The next exercise is even funnier. It reminds me unfailingly of my friend E-beth, who has always adopted a joking voice at about 100 decibels; this volume would thrill my sweet speech clinician on Tuesday mornings, but it is not an inside voice. Still, just for giggles in a restaurant or something, E-beth’ll just shout out, “It’s fat free half-and-half” or something. It’s funny, but you have to be there, I guess, to appreciate it.
So as I do my exercises, I am channeling E-beth. My second exercise, at 80-90 dbs, is to read a list of words:“Good Morning! Thank you! Happy Birthday! How are you! Ouch! No, thank you! Not today! Yes, Please! Let’s Go! Help!” and so on. Most of the phrases are positive, but others are not. I envision that the neighbors hear me shouting “Ouch!” and “Help!” and worry that I have fallen, or worse. Or maybe they think E-beth is visiting, and we’re playing with the baby seal in the living room.
The good news is that, while I don’t have back my singing voice, I do notice a change, my speech therapist gave me a great response today–and even my physical therapist noticed the difference.
So, here’s one cool exercise to help bring vocal cords together, in case your voice is froggy (clearing the throat is a less than ideal method).Take a swallow of straight bourbon (or whatever it is you’re drinking) and immediately out of that swallow, make the /ee/ sound and hold it as long as you can.The sound should be a kind of gulp-eeeeeee.That forces you to start phonating with your vocal cords together. I tried it the other day on the phone when I had such a gruff voice that I couldn’t get rid of it. My voice came back well as a result of the exercise—I was so surprised that it actually worked on the spot! So give the process a whirl. Who knows? It may work for you too.

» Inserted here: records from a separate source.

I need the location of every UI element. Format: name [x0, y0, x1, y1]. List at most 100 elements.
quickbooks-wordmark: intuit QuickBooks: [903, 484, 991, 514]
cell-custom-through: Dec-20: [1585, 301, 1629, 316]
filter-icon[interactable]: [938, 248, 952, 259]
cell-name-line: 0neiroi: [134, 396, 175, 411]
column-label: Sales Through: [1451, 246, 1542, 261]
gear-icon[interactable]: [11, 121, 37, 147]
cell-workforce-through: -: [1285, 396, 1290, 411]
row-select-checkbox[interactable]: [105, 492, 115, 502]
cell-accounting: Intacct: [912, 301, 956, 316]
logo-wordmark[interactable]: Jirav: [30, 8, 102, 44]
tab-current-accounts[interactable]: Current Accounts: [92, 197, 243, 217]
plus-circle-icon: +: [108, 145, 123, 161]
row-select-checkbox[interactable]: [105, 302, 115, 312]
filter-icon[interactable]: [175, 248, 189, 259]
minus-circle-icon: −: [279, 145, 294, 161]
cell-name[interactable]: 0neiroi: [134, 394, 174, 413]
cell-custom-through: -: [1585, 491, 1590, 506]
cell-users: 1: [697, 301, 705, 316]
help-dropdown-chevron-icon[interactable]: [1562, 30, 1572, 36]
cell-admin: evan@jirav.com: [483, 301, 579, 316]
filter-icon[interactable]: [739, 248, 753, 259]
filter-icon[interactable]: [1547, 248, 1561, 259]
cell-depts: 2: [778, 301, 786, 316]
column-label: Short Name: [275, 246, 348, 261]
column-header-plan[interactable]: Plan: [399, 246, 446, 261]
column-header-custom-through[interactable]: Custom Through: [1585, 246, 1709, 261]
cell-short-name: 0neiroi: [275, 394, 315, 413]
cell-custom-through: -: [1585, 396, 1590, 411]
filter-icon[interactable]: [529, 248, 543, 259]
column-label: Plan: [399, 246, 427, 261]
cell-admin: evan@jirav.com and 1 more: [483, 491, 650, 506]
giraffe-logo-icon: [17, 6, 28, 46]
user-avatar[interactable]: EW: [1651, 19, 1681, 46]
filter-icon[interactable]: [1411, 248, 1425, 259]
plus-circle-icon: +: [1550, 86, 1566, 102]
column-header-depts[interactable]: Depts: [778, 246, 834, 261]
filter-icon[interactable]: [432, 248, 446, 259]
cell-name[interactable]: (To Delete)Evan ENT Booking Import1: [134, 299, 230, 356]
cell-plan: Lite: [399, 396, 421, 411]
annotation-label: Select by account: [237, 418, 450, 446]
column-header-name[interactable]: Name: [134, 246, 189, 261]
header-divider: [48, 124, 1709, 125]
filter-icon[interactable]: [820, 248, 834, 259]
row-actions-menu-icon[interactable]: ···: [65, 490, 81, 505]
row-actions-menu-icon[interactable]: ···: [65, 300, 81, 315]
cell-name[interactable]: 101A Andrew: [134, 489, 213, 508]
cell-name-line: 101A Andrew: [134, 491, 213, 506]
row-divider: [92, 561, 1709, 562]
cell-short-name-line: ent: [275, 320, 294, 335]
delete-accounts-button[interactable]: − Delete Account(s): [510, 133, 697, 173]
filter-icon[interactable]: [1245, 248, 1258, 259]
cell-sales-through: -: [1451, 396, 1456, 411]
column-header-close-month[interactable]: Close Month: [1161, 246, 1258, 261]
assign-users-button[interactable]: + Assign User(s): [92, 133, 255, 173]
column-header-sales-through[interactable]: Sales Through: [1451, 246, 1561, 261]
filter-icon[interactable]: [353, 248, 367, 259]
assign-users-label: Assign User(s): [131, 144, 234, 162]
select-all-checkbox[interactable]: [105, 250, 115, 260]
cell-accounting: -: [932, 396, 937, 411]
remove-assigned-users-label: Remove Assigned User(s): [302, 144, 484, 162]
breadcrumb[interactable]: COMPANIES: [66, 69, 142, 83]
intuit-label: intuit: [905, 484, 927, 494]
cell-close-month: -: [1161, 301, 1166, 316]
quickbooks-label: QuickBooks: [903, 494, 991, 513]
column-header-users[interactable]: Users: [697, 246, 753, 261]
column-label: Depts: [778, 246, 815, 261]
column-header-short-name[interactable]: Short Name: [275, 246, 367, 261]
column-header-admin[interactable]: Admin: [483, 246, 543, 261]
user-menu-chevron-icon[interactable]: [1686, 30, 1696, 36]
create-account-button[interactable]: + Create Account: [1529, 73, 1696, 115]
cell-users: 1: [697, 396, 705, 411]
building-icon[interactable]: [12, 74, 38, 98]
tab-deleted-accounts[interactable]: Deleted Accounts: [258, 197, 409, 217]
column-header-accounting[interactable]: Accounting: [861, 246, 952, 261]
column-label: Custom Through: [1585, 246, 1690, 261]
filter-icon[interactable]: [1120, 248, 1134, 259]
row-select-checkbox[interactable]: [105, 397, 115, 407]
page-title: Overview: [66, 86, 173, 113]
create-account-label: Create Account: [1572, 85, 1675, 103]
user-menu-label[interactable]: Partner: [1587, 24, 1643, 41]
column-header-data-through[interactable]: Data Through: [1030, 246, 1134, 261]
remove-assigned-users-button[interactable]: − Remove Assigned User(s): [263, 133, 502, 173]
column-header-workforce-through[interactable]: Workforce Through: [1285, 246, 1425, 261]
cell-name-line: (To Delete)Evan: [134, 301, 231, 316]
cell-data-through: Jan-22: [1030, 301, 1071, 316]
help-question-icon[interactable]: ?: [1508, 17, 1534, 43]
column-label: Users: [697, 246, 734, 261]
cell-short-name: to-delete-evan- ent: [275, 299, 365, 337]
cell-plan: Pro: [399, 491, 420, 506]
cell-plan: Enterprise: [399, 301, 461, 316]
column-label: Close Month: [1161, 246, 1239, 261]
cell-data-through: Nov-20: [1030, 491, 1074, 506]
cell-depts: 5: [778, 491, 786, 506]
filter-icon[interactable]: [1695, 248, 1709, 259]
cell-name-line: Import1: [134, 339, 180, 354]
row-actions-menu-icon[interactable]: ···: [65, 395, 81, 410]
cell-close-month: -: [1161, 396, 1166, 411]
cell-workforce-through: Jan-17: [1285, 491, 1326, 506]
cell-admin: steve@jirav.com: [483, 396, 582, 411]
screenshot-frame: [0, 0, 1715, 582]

Now we all know I will likely never get my radio show voice back, but then again I was kidding myself and everyone else about the whole Anne Archy thing, too. Not only that, but who could hear me anyway to do a comparison now that nobody has cassette players anymore? That sad fact didn’t stop me from keeping my radio show on cassette, along with all the mix tapes my brother made, and the mix tape Scott made me the summer we were 17, and the mixes Tim Jones made me, too. Don’t ask me why. That’s just how I am.